Allemang, Christopher R.; Anderson, Evan M.; Baczewski, Andrew D.; Bussmann, Ezra B.; Butera, Robert E.; Campbell, DeAnna M.; Campbell, Quinn C.; Carr, Stephen M.; Frederick, Esther F.; Gamache, Phillip G.; Gao, Xujiao G.; Grine, Albert D.; Gunter, Mathew M.; Halsey, Connor H.; Ivie, Jeffrey A.; Katzenmeyer, Aaron M.; Leenheer, Andrew J.; Lepkowski, William L.; Lu, Tzu-Ming L.; Mamaluy, Denis M.; Mendez Granado, Juan P.; Pena, Luis F.; Schmucker, Scott W.; Scrymgeour, David S.; Tracy, Lisa A.; Wang, George T.; Ward, Dan W.; Young, Steve M.

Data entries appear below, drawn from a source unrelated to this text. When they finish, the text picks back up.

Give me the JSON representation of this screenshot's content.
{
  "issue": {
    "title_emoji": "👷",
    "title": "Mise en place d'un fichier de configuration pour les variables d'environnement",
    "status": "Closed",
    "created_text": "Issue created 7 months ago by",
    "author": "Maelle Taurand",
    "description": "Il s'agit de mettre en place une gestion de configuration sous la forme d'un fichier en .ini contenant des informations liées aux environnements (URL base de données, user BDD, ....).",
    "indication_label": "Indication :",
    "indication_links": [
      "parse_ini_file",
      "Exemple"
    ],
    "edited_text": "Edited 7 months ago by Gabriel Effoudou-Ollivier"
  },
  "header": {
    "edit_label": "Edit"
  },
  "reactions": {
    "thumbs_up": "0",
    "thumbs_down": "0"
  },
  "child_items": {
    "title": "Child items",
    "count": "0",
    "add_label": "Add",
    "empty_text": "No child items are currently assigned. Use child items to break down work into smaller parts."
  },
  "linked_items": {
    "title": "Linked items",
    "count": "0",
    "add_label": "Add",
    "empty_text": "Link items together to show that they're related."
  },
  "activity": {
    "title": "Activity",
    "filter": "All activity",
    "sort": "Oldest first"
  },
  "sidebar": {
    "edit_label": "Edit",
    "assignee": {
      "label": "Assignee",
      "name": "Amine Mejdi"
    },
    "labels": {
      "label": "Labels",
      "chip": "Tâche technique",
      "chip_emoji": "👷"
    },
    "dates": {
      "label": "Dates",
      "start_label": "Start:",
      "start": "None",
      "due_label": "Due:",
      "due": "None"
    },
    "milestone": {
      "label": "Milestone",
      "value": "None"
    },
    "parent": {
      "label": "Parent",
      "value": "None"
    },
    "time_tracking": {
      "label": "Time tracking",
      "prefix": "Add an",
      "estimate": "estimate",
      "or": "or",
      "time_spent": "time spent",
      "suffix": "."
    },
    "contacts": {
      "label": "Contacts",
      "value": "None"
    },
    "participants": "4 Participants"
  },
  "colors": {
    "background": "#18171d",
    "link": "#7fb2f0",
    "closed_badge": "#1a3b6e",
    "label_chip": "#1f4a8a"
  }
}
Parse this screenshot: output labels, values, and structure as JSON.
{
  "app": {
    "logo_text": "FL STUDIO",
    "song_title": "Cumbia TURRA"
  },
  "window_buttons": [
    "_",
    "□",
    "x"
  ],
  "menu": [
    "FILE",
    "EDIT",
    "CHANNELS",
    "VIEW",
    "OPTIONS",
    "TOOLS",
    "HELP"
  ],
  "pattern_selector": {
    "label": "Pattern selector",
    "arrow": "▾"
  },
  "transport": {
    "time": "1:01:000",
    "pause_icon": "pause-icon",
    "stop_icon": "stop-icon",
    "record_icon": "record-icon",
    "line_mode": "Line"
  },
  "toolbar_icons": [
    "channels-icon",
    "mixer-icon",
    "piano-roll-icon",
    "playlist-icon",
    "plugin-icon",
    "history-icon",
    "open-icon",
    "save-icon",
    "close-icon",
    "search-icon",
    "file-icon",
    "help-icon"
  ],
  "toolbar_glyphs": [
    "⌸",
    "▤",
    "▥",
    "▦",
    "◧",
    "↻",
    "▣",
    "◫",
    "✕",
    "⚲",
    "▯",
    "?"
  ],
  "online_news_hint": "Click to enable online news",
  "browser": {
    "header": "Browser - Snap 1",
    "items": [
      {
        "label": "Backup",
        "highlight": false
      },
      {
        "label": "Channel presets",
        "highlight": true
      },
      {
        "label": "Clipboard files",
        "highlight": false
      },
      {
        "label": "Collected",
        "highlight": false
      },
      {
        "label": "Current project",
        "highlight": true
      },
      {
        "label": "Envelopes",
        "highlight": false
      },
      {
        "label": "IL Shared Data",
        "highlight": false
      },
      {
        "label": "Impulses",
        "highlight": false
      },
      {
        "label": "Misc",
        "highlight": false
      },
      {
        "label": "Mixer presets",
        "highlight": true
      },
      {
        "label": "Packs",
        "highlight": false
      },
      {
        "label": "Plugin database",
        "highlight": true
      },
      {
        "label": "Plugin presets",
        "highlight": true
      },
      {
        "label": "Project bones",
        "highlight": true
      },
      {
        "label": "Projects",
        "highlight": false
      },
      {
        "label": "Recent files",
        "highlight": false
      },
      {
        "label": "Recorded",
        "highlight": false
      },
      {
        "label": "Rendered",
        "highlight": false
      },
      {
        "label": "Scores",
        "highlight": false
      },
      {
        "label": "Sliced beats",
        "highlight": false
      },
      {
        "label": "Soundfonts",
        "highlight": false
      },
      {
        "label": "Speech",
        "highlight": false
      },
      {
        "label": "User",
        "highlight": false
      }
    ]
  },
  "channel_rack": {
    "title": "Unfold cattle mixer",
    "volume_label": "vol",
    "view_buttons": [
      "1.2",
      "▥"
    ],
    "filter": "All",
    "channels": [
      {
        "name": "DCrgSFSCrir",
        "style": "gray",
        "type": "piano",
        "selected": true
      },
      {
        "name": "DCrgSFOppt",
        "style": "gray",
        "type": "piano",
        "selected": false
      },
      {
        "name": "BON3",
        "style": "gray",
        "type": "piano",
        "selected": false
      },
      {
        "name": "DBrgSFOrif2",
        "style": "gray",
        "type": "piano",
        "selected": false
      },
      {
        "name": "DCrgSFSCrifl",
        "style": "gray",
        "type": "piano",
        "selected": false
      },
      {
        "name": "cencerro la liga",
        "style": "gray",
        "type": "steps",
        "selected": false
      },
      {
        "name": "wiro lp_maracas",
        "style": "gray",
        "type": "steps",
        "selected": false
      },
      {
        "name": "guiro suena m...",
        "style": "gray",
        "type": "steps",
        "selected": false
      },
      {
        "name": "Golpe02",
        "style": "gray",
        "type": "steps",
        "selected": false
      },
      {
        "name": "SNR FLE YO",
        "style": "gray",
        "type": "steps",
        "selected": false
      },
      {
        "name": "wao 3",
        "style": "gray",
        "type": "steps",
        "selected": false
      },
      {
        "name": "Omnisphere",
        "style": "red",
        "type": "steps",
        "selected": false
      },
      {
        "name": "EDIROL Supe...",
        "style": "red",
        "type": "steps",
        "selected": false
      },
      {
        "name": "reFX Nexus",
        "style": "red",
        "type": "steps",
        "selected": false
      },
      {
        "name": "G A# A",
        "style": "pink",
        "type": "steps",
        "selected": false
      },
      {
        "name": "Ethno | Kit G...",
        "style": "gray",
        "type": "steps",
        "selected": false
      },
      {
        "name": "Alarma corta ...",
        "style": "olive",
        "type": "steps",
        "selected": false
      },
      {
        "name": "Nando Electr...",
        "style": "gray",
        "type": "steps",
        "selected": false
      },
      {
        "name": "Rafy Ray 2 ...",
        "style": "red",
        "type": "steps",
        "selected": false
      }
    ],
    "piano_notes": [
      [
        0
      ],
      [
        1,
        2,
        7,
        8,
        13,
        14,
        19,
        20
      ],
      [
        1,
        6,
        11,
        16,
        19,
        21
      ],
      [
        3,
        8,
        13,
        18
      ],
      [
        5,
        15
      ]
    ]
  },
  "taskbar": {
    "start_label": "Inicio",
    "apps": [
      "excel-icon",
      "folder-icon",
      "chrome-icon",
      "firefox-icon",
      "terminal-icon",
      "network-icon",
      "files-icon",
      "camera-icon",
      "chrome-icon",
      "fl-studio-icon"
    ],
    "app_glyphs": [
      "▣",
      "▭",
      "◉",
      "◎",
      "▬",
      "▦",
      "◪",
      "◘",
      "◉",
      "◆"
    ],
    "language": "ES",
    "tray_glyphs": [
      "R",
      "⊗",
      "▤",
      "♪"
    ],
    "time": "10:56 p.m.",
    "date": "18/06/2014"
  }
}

While it is likely practically a bad idea to shrink a transistor to the size of an atom, there is no arguing that it would be fantastic to have atomic-scale control over every aspect of a transistor – a kind of crystal ball to understand and evaluate new ideas. This project showed that it was possible to take a niche technique used to place dopants in silicon with atomic precision and apply it broadly to study opportunities and limitations in microelectronics. In addition, it laid the foundation to attaining atomic-scale control in semiconductor manufacturing more broadly.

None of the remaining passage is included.